I hope this helps! Let me know if you have any other questions.
To answer your questions, let's break down the steps one by one:
1. What is the final pH of the second dilution after adding 1 drop of 0.1 M NaOH?
To calculate the final pH after adding NaOH, you need to consider the buffering capacity of the solution. However, the information provided does not include the initial pH or the concentration of the buffer.
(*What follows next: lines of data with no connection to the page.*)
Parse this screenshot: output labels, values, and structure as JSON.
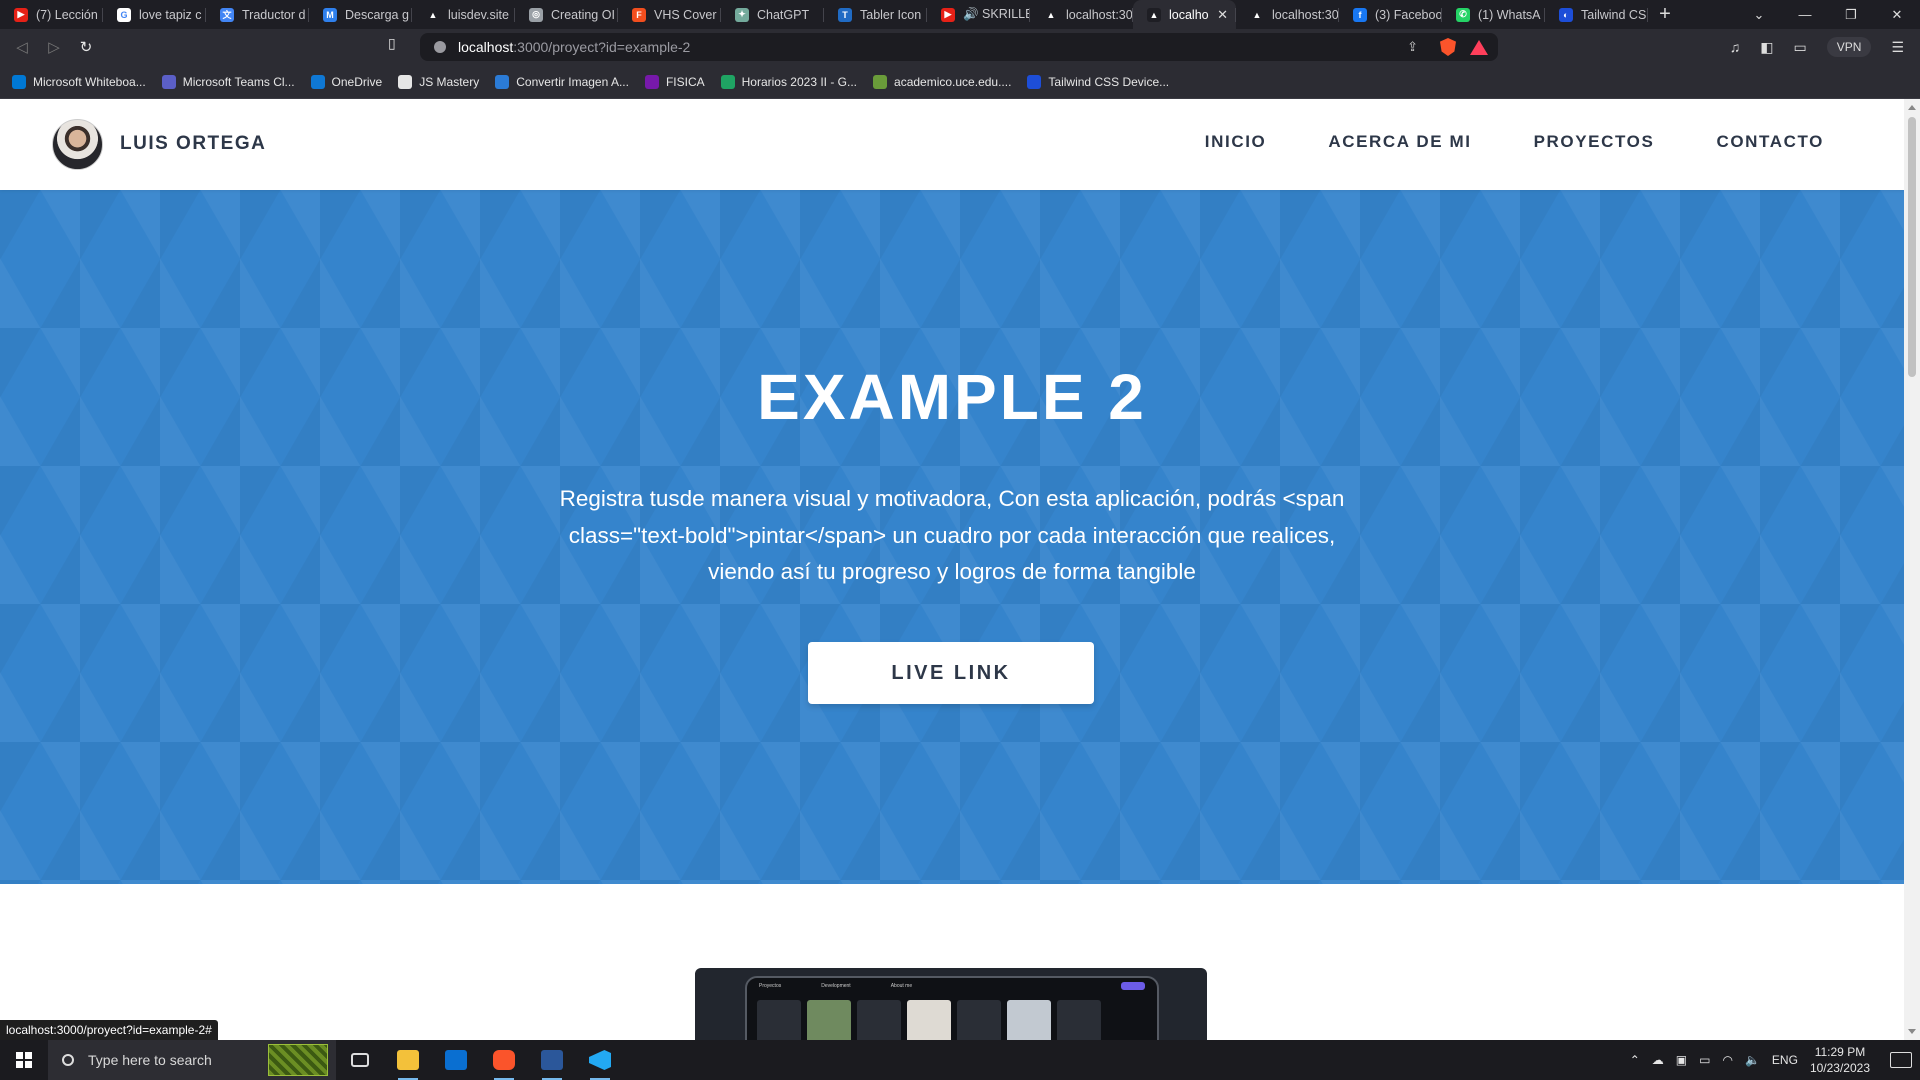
{
  "browser": {
    "tabs": [
      {
        "label": "(7) Lección",
        "color": "#e62117",
        "glyph": "▶"
      },
      {
        "label": "love tapiz c",
        "color": "#ffffff",
        "glyph": "G"
      },
      {
        "label": "Traductor d",
        "color": "#4285f4",
        "glyph": "文"
      },
      {
        "label": "Descarga g",
        "color": "#2f80ed",
        "glyph": "M"
      },
      {
        "label": "luisdev.site",
        "color": "#1e1e24",
        "glyph": "▲"
      },
      {
        "label": "Creating OI",
        "color": "#9aa0a6",
        "glyph": "◎"
      },
      {
        "label": "VHS Cover",
        "color": "#f24e1e",
        "glyph": "F"
      },
      {
        "label": "ChatGPT",
        "color": "#74aa9c",
        "glyph": "✦"
      },
      {
        "label": "Tabler Icon",
        "color": "#206bc4",
        "glyph": "T"
      },
      {
        "label": "🔊 SKRILLE",
        "color": "#e62117",
        "glyph": "▶"
      },
      {
        "label": "localhost:30",
        "color": "#1e1e24",
        "glyph": "▲"
      },
      {
        "label": "localho",
        "color": "#1e1e24",
        "glyph": "▲",
        "active": true
      },
      {
        "label": "localhost:30",
        "color": "#1e1e24",
        "glyph": "▲"
      },
      {
        "label": "(3) Faceboo",
        "color": "#1877f2",
        "glyph": "f"
      },
      {
        "label": "(1) WhatsA",
        "color": "#25d366",
        "glyph": "✆"
      },
      {
        "label": "Tailwind CS",
        "color": "#1d4ed8",
        "glyph": "◐"
      }
    ],
    "new_tab": "+",
    "url_host": "localhost",
    "url_path": ":3000/proyect?id=example-2",
    "vpn_label": "VPN",
    "bookmarks": [
      {
        "label": "Microsoft Whiteboa...",
        "color": "#0078d4"
      },
      {
        "label": "Microsoft Teams Cl...",
        "color": "#5b5fc7"
      },
      {
        "label": "OneDrive",
        "color": "#0f78d4"
      },
      {
        "label": "JS Mastery",
        "color": "#e6e6e6"
      },
      {
        "label": "Convertir Imagen A...",
        "color": "#2b7bd6"
      },
      {
        "label": "FISICA",
        "color": "#7719aa"
      },
      {
        "label": "Horarios 2023 II - G...",
        "color": "#1fa463"
      },
      {
        "label": "academico.uce.edu....",
        "color": "#6a9c3a"
      },
      {
        "label": "Tailwind CSS Device...",
        "color": "#1d4ed8"
      }
    ]
  },
  "site": {
    "brand": "LUIS ORTEGA",
    "menu": [
      "INICIO",
      "ACERCA DE MI",
      "PROYECTOS",
      "CONTACTO"
    ],
    "hero": {
      "title": "EXAMPLE 2",
      "description": "Registra tusde manera visual y motivadora, Con esta aplicación, podrás <span class=\"text-bold\">pintar</span> un cuadro por cada interacción que realices, viendo así tu progreso y logros de forma tangible",
      "button": "LIVE LINK",
      "bg_color": "#3584cc"
    },
    "preview_nav": [
      "Proyectos",
      "Development",
      "About me"
    ]
  },
  "status_url": "localhost:3000/proyect?id=example-2#",
  "taskbar": {
    "search_placeholder": "Type here to search",
    "language": "ENG",
    "time": "11:29 PM",
    "date": "10/23/2023"
  }
}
Therefore, it is not possible to determine the final pH without this information.
2. Write the equation for the dissociation equilibrium of acetic acid.
The dissociation equation for acetic acid (CH3COOH) can be written as follows:
CH3COOH ⇌ CH3COO- + H+
3. Determine the volumes of 0.10 M CH3COOH and 0.10 M CH3COONa required to prepare 10 ml of the following pH buffers. (Note: pKa of CH3COOH = 4.7).
To determine the volumes of CH3COOH and CH3COONa required to prepare a buffer of a specific pH, you need to consider the Henderson-Hasselbalch equation:
pH = pKa + log([A-]/[HA])
where [A-] is the concentration of the conjugate base (CH3COO-) and [HA] is the concentration of the acid (CH3COOH).
Let's assume you want to prepare a buffer at a pH of 5. We can set up the equation as follows:
5 = 4.7 + log([A-]/[HA])
Since the ratio [A-]/[HA] is equal to the ratio of their volumes (Va/Vb), we can rearrange the equation to solve for the volume of one component in terms of the other:
log(Va/Vb) = 5 - 4.7
Va/Vb = 10^(5 - 4.7)
Once you have the ratio of Va/Vb, you can choose any arbitrary values for Va and calculate Vb accordingly. For example, if you choose Va = 5 ml, then using the calculated ratio of Va/Vb, you can determine Vb:
Vb = Va / (Va/Vb) = 5 / (10^(5 - 4.7))
Repeat this calculation for different desired pH values to obtain the required volumes of CH3COOH and CH3COONa.
Please note that this explanation assumes ideal behavior of the acid-base system and neglects the activity coefficients, so the calculated volumes may not be exact. It is always best to perform actual laboratory calculations or consult literature tables for precise buffer preparation.
I hope this helps! Let me know if you have any further questions.